A network router is a device which forwards traffic between two networks. Your computer is on one segment of the internet, and your favorite web site is (likely) on a different segment. There’s at least one network router between you and your favorite web site moving the data packets back and forth.

Routers will typically more-or-less work right out of the box, but they generally need some configuration to do their jobs well (and securely). Routers frequently offer a web interface for this: you connect a computer to the router, go to a particular web address (specified by the product’s documentation), and then configure the device for its particular purpose. For example, if you’re setting up a router for an elementary school, you might configure the router to send all web traffic through some kind of content filter.

More and more devices are like this: you buy a shiny new gizmo, connect it to your network, and it offers some feature you can control with an app on your phone. This is the “Internet of Things” (IoT):

Network-enabled security cameras are another interesting example of this kind of thing. Imagine being able to log on to a camera hundreds of miles away, have it take pictures on demand, and view the images.

These devices typically ship with a default password. And that’s the big problem with these things: they don’t necessarily force you to change the password, and those default passwords are well documented and widely available: they’re in the product documentation that the manufacturer probably puts on their web site for anyone to download.
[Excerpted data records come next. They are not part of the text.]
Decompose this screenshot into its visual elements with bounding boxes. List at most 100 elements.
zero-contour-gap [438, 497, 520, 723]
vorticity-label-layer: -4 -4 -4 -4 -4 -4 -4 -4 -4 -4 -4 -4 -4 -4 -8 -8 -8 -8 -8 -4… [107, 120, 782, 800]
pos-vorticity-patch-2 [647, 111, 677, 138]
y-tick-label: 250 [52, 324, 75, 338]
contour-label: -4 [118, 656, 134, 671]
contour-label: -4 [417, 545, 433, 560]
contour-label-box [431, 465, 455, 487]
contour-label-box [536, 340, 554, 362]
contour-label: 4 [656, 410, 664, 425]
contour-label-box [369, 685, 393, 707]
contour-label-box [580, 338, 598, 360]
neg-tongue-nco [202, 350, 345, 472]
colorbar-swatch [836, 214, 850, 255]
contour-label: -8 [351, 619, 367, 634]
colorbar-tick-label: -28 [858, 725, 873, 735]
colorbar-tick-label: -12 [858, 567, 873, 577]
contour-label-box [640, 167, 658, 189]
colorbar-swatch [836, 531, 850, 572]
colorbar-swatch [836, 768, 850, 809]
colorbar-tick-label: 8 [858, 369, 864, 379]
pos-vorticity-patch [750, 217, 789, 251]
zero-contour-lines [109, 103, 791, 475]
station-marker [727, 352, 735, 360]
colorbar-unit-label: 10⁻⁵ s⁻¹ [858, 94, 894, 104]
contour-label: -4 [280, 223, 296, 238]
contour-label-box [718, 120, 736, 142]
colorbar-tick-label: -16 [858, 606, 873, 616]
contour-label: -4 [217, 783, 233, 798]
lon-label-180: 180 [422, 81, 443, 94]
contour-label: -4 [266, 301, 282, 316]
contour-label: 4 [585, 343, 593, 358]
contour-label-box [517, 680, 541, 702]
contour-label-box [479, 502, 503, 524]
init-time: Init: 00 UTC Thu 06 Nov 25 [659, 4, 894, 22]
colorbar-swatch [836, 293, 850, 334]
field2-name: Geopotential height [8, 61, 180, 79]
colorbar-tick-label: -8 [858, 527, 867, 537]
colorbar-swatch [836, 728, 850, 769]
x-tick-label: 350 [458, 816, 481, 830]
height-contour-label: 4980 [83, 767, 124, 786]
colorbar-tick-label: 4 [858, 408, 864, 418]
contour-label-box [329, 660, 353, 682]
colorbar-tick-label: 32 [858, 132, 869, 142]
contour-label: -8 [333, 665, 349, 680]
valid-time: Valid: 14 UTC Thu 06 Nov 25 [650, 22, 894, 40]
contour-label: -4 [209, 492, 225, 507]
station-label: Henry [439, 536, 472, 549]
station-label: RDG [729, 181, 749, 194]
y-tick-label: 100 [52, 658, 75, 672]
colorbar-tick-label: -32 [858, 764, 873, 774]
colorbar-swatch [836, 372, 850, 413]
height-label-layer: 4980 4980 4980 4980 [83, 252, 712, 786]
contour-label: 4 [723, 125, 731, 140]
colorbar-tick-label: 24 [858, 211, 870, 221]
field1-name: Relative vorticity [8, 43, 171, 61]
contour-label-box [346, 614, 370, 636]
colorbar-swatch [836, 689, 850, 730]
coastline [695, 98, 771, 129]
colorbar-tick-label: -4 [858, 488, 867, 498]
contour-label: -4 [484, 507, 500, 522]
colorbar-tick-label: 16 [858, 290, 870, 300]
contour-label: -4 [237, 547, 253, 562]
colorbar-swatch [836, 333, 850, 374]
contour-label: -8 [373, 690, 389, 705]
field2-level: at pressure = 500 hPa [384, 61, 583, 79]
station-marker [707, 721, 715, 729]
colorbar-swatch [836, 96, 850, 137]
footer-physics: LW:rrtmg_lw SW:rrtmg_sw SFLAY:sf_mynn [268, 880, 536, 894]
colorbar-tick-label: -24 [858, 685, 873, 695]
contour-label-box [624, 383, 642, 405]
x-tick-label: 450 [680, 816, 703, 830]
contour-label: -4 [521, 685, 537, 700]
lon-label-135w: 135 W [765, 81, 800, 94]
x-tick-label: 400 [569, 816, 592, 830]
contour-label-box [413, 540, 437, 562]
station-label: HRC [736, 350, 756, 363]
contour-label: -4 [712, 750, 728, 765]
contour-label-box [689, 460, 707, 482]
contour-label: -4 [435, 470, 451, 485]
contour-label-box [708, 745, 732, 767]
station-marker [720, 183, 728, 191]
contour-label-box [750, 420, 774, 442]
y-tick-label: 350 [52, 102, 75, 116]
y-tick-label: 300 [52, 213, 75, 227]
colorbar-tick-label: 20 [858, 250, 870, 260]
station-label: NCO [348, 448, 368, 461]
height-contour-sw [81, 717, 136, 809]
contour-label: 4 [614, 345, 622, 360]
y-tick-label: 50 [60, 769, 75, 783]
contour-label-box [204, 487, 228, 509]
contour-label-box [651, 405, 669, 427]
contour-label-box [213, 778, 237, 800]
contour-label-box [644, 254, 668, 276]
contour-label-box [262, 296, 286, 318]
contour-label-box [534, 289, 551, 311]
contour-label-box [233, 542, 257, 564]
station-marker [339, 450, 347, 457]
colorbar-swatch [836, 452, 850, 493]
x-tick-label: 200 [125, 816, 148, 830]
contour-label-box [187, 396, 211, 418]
(Sometimes the manufacturer will try to assign a unique default password to every unit they sell. This is great when they do it right, but sometimes they fail hilariously.)

Shodan and Censys are projects which portscan the internet and make the data available to anyone who wants to look at it. This data often reveals the manufacturer and model number of internet routers. Netgear devices often give the full model number in the remote administration password prompt. And there are web sites (like routerpasswords.com) devoted to making it easy to look up the default password for a particular network device model.

There are two important points to remember here:

  1. If you are writing about a character who wants to compromise a network target, and if she can determine the manufacturer and/or model number of the router protecting her target (either through shodan or by portscanning it herself), she can look up the default password either through something like routerpasswords.com or by downloading product documentation from the manufacturer. If the network pukes at the target haven’t secured their router, your character could add routing table rules allowing her direct access to resources on the internal network.
  2. If you haven’t changed the password on the home router that may be sitting on your desk, now would be a good time to do so. (And unless you REALLY need it, you should disable the remote administration feature which was probably enabled by default.)